O sistema constitucional de 1988 foi inspirado em Kant, mas continha as sementes de sua própria destruição. Primeiro porque praticamente sepultou a possibilidade de acerto de contas com os criminosos que cometeram torturas e assassinatos durante a ditadura militar. Depois porque permitiu a ascensão ao poder de um ex-militar que sempre defendeu publicamente o uso de violência letal e de coerção criminosa como instrumentos legítimos de governança. A parte final do art. 142, da CF/88, deu aos militares um pretexto constitucional para apoiar os abusos cometidos pela Lava Jato dentro e fora do Brasil e para fazer ameaças e exigir que o STF impedisse Lula de disputar a eleição de 2018. Esses abusos cometidos pelos militares não foram punidos (na verdade eles foram até apoiados por uma parcela da imprensa).

O princípio civilizatório em torno do qual a imprensa conseguiu reunir o MPF, a Justiça Federal e uma parcela dos militares e dos políticos é muito diferente daqueles que foram instituídos em 1988. Ele preconiza a submissão da atividade pública ao cálculo do lucro e transforma a arena política numa correia de transmissão de interesses privados mesquinhos.
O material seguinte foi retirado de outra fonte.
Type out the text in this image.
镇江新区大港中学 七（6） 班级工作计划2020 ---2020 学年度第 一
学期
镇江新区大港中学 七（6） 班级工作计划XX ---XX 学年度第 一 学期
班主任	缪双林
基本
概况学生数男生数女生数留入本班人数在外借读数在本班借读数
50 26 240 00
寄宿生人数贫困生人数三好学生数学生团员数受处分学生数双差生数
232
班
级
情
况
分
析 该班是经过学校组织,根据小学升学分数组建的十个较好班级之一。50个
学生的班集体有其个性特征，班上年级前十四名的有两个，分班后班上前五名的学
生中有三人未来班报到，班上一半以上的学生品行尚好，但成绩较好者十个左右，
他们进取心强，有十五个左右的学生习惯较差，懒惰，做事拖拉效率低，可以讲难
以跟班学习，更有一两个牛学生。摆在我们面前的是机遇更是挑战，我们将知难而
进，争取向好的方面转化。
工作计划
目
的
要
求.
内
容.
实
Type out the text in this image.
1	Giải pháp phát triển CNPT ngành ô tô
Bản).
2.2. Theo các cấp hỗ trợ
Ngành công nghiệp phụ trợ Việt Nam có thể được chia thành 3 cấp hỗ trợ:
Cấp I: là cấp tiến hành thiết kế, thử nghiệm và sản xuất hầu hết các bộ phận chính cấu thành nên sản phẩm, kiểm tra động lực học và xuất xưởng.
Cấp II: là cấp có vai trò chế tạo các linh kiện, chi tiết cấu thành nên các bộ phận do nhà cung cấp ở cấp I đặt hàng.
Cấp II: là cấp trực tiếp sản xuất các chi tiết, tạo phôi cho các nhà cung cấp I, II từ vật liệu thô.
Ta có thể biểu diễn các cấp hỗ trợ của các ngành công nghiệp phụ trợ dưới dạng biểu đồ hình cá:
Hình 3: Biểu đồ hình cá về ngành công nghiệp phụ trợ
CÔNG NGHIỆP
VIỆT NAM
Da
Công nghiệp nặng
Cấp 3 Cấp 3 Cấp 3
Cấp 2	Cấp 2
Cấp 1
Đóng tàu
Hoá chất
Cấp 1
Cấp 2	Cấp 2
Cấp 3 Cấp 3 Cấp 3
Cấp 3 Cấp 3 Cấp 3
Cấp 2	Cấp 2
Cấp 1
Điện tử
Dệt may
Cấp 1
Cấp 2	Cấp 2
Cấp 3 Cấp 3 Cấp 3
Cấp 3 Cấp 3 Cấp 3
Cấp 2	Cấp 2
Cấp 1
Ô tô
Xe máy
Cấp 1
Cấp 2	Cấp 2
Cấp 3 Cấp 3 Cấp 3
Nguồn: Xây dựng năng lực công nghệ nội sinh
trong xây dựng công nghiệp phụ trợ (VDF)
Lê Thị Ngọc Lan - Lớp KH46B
O governo Bolsonaro provocou 400 mil mortes, mas poucos têm coragem de chamar isso de genocídio. Uma parcela da população está faminta e/ou comendo lixo, mas essa verdade factual não é encarada como uma evidente violação dos objetivos republicanos (a construção de uma sociedade livre, justa e solidária, a erradicação da pobreza e a promoção do bem-estar de todos). Desligada da realidade nacional e totalmente submetida aos interesses dos banqueiros, a economia brasileira já não atende a necessidade programática prescrita na Constituição Cidadã de garantir a todos uma existência digna.

Ao criticar a teoria do Estado de Kant, o filósofo Arthur Schopenhauer disse que:

“… o Estado não pode de nenhum modo ser dirigido contra o egoísmo, no sentido geral e absoluto da palavra; pelo contrário, é precisamente do egoísmo que nasce o Estado, mas de um egoísmo bem compreendido, de um egoísmo que se eleva acima do ponto de vista individual até abarcar o conjunto dos indivíduos, e que, em uma palavra, tira a resultante do egoísmo comum a todos nós. Servir esse egoísmo é a única razão de ser do Estado, partindo do princípio, todavia – hipótese legítima -, que ele não pode contar, da parte dos homens, com a moralidade pura, com um respeito do direito inspirado em motivos completamente morais. De outro modo, aliás, o Estado seria uma coisa supérflua. Não é contudo, ao egoísmo que o Estado visa, mas apenas as consequências funestas do egoísmo, visto que graças à multiplicidade dos indivíduos, todos egoístas, cada um está exposto a sofrer no seu bem-estar; é este bem-estar que o Estado tem em vista.” (O mundo como vontade e representação, Arthur Schopenhauer, Contraponto, Rio de Janeiro, 2001, p. 362).

Numa passagem de suas Observações sobre o sentimento do belo e do sublime, Kant afirma que muitos homens “… têm seu tão amado eu fixado diante dos olhos como o único ponto de referência para seus esforços e… buscam fazer girar tudo em torno de seu interesse próprio, como em torno de um grande eixo. Nada pode ser mais vantajoso do que isso, pois esses são os mais diligentes e prudentes; eles dão suporte e solidez ao todo, pois, enquanto não queiram fazê-lo servem ao bem comum”. (citado por Hannah Arendt em  Lições sobre a filosofia política de Kant, Relume Dumará, Rio de Janeiro, 1994, p. 22).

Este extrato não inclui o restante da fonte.